Family members of Sept. 11 victims marked the 12th anniversary of the attacks Wednesday at ground zero in New York and elsewhere with the reading of names and moments of silence.
At a morning ceremony on the two-year-old memorial plaza in New York, relatives recited the names of the nearly 3,000 people who died when hijacked jets crashed into the World Trade Center, the Pentagon and a site near Shanksville, Pa., as well as names of victims of the 1993 Trade Center bombing.
"No matter how many years pass, this time comes around each year -- and it's always the same," said Karen Hinson of Seaford, N.Y., who lost her 34-year-old brother, Michael Wittenstein, a Cantor Fitzgerald employee.
"My brother was never found, so this is where he is for us," she said as she arrived for the ceremony with her family early Wednesday.
In Washington, President Barack Obama joined first lady Michelle Obama, Vice President Joe Biden, Jill Biden and members of the White House staff in a moment of silence on the South Lawn.
Afterward, in a memorial service at the Pentagon, Obama called on Americans to pray for those whose lives had been lost.
"Let us have the strength to face the threats that endure, different though they may be from 12 years ago, so that as long as there are those who would strike our citizens, we will stand vigilant and defend our nation," he said.
The morning after a speech in which he urged Americans to support his proposal to use military force against Syria, in retribution for President Bashar al-Assad's alleged poison-gas attack on his own people, Obama also reflected on the limits of force.
"Let us have the wisdom to know that, while force is at times necessary, force alone cannot build the world we seek," he said.
Back at the New York memorial, Brittney Cofresi, the niece of a 9/11 victim, urged the president to consider the cost of past conflicts when evaluating the crisis in Syria.
"President Obama, please do not bring us to another war," she said.
At 8:46 a.m., the moment that the first plane crashed into the North Tower of the World Trade Center, many Americans, including the president, first fell silent. It was the first of six moments of silence. At 9:03 a.m., the second plane struck the South Tower. At 9:37 a.m., Flight 77 struck the Pentagon. At 9:59 a.m., Americans watched in horror as the seemingly unshakable South Tower fell. It was followed by the North Tower 29 minutes later, at 10:28 a.m.

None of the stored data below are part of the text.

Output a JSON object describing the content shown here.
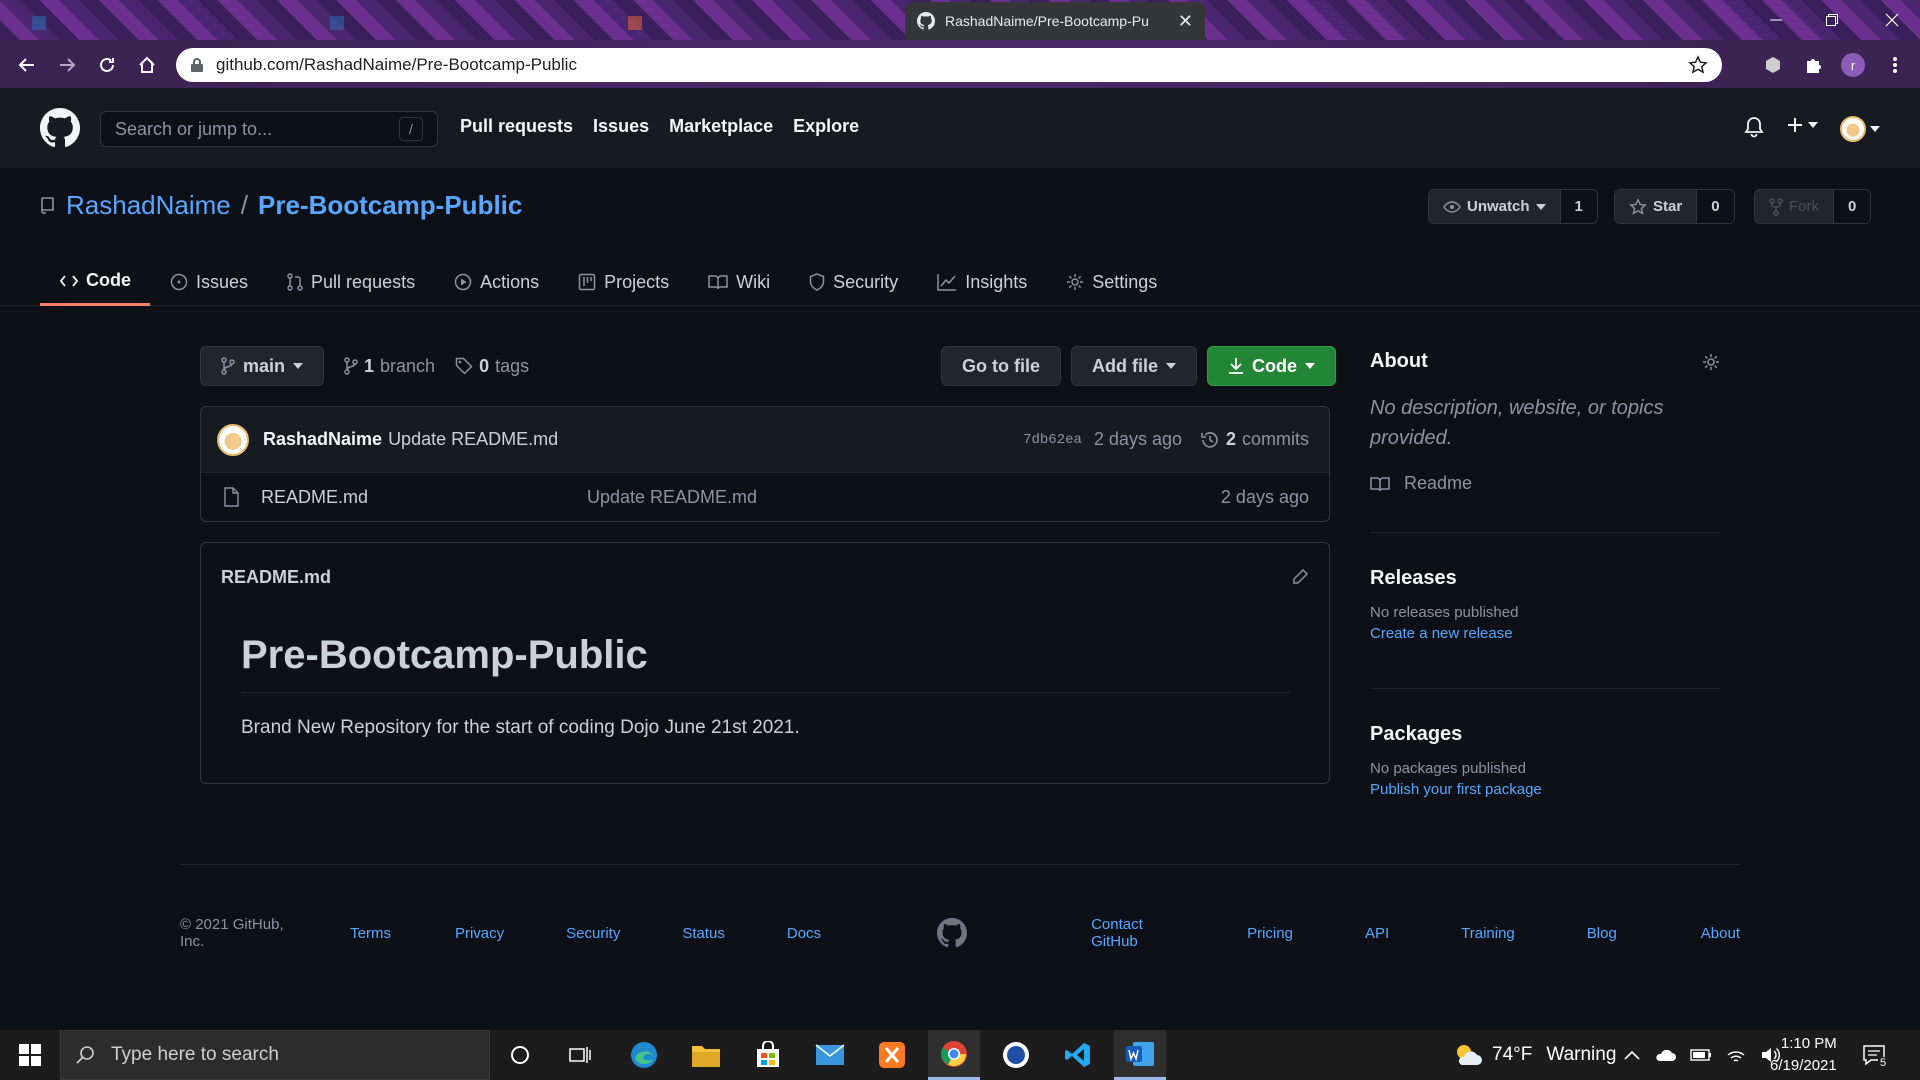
{
  "browser": {
    "active_tab_title": "RashadNaime/Pre-Bootcamp-Pu",
    "url": "github.com/RashadNaime/Pre-Bootcamp-Public",
    "profile_initial": "r"
  },
  "gh_header": {
    "search_placeholder": "Search or jump to...",
    "search_shortcut": "/",
    "nav": [
      "Pull requests",
      "Issues",
      "Marketplace",
      "Explore"
    ]
  },
  "repo": {
    "owner": "RashadNaime",
    "separator": "/",
    "name": "Pre-Bootcamp-Public",
    "unwatch_label": "Unwatch",
    "watch_count": "1",
    "star_label": "Star",
    "star_count": "0",
    "fork_label": "Fork",
    "fork_count": "0"
  },
  "tabs": [
    "Code",
    "Issues",
    "Pull requests",
    "Actions",
    "Projects",
    "Wiki",
    "Security",
    "Insights",
    "Settings"
  ],
  "file_nav": {
    "branch": "main",
    "branch_count": "1",
    "branch_word": "branch",
    "tag_count": "0",
    "tag_word": "tags",
    "go_to_file": "Go to file",
    "add_file": "Add file",
    "code": "Code"
  },
  "latest_commit": {
    "author": "RashadNaime",
    "message": "Update README.md",
    "sha": "7db62ea",
    "time": "2 days ago",
    "commit_count": "2",
    "commit_word": "commits"
  },
  "files": [
    {
      "name": "README.md",
      "message": "Update README.md",
      "time": "2 days ago"
    }
  ],
  "readme": {
    "filename": "README.md",
    "heading": "Pre-Bootcamp-Public",
    "body": "Brand New Repository for the start of coding Dojo June 21st 2021."
  },
  "sidebar": {
    "about_title": "About",
    "about_text": "No description, website, or topics provided.",
    "readme_label": "Readme",
    "releases_title": "Releases",
    "releases_text": "No releases published",
    "releases_link": "Create a new release",
    "packages_title": "Packages",
    "packages_text": "No packages published",
    "packages_link": "Publish your first package"
  },
  "footer": {
    "copyright": "© 2021 GitHub, Inc.",
    "left_links": [
      "Terms",
      "Privacy",
      "Security",
      "Status",
      "Docs"
    ],
    "right_links": [
      "Contact GitHub",
      "Pricing",
      "API",
      "Training",
      "Blog",
      "About"
    ]
  },
  "taskbar": {
    "search_placeholder": "Type here to search",
    "weather": "74°F",
    "weather_status": "Warning",
    "time": "1:10 PM",
    "date": "6/19/2021",
    "notification_count": "5"
  },
  "colors": {
    "accent_link": "#58a6ff",
    "active_tab_underline": "#f78166",
    "code_button": "#238636",
    "page_bg": "#0d1117",
    "header_bg": "#161b22"
  }
}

At 10:03 a.m., Flight 93 crashed into a field in Pennsylvania; the passengers and crew overtook the hijackers, sacrificing their own lives to prevent an attack on the Capitol in Washington, D.C.

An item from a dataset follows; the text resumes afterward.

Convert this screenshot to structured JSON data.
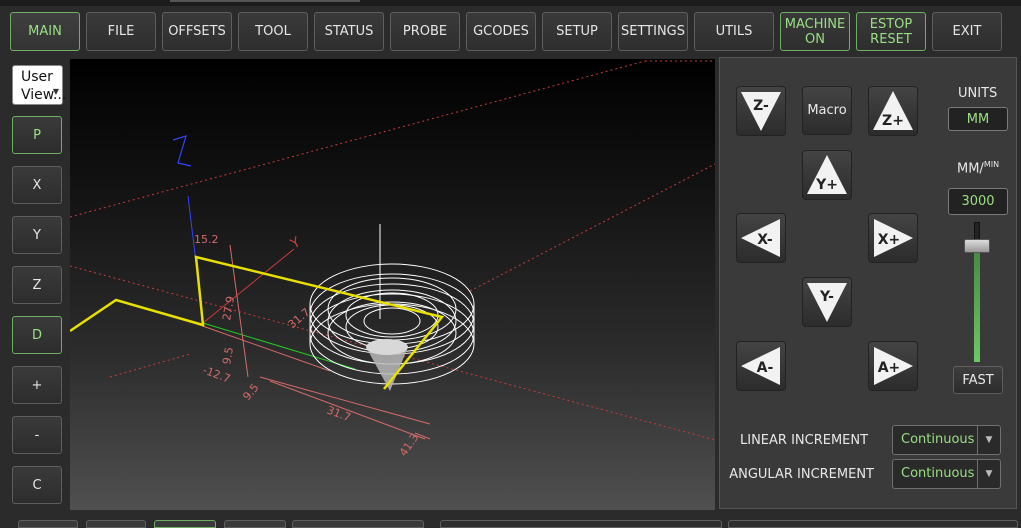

Name reading, wreath laying and other tributes were also taking place at the Pentagon and at the Flight 93 National Memorial in Shanksville while the commemoration unfolded at ground zero, where New York Mayor Michael Bloomberg, who has helped orchestrate the observances from their start, watched for his last time in office.
Memorial organizers expect to take primary responsibility for the ceremony next year and say they plan to continue concentrating the event on victims' loved ones, even as the forthcoming museum creates a new, broader framework for remembering 9/11.
"As things evolve in the future, the focus on the remembrance is going to stay sacrosanct," memorial president Joe Daniels said.
Around the world, thousands of volunteers have pledged to do good deeds, honoring an anniversary that was designated a National Day of Service and Remembrance in 2009. Obama is taking part in a service project on Wednesday afternoon.